Sa vie bascule avec deux rencontres : une enquêtrice qui envisage la piste paranormale, et Léonor, une jeune femme un peu âgée qu’elle, qu’on lui présente lors d’une manifestation. Un sentiment inconnu grandit au fond d’elle, jusqu’à exploser... Tandis que le monde bascule, lorsque mille jeunes gens s’évaporent à la même date.



Le talentueux Yves Grevet, auteur de « Méto », « Nox » et d’un tome de « U4 », entre autres, signe avec « Sable bleu » un roman atypique, qui ne laisse pas indifférent, pour de nombreuses raisons, pas toutes complémentaires.

C’est tout d’abord une anticipation à très court terme aux accents d’utopie. Sa bactérie tueuse de pétrole n’est pas sans rappeler « Après la Chute » de Nancy Kress (ActuSF, les plus grands, allez-y) : l’Humanité n’a pas plus choix, elle doit s’adapter.

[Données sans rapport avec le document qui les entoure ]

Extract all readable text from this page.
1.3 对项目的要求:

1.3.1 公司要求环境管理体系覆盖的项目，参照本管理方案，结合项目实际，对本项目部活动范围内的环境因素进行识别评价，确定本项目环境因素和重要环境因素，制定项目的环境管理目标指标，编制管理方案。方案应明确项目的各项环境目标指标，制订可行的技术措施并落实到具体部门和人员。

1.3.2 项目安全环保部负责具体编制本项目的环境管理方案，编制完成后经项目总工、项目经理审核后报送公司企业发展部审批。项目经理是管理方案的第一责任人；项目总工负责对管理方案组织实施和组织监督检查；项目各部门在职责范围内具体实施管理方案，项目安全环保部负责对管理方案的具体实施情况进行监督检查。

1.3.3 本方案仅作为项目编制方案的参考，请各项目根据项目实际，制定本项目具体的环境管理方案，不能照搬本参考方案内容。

A l’image de sa nouvelle dans l’anthologie « Renaissances », son avenir est proche est s’il n’est pas encore riant, on ressent que le pli, voulu ou forcé, est pris : réduction des déplacements en voitures, transports en commun, moins de viande, moins d’importations inutiles, moins de chimie, et moins d’anti-dépresseurs. Cela n’empêche pas la jeune génération de sa voir ce nouveau monde fragile, suspendu à la découverte d’un nouveau moyen d’exploiter le pétrole. Tess part en stage en Bretagne avec son groupe de réflexion/action, on y trouve des éléments extrémistes qui nuiront au mouvement tout comme des modérés à motiver.

C’est ensuite une belle histoire de premier amour, d’amour d’une fille pour une autre fille, pour une femme. Tess s’interroge sur les signaux qu’elle reçoit, se pose des questions... Ose faire le premier pas. Cela se fait tout en douceur, comme on en rêve tous, et cela dure... jusqu’à l’événement bouleversant le monde, que le lecteur aura deviné aux indices semé par l’auteur.

A mi-volume, donc, rebondissement, 1000 personnes disparaissent, dont Léonor. On bascule alors dans un récit de deuil, à la façon de la série « Les 4400 ». Comment gère-t-on la disparition de l’être aimé ? Pas sa mort, pas son abandon, mais sa disparition inexplicable ? Le phénomène étant collectif, on voit se monter des groupes de soutien, des théories naissent qu’ils vont revenir, on s’accroche à la date anniversaire comme à un ultime espoir. On ressent parfaitement ce manque, cette déchirure, ce mal de vivre privé de l’autre, ce deuil impossible parce qu’on espère un retour, qu’on veut y croire parce que de nombreux indices empêchent de croire qu’il n’aura pas lieu.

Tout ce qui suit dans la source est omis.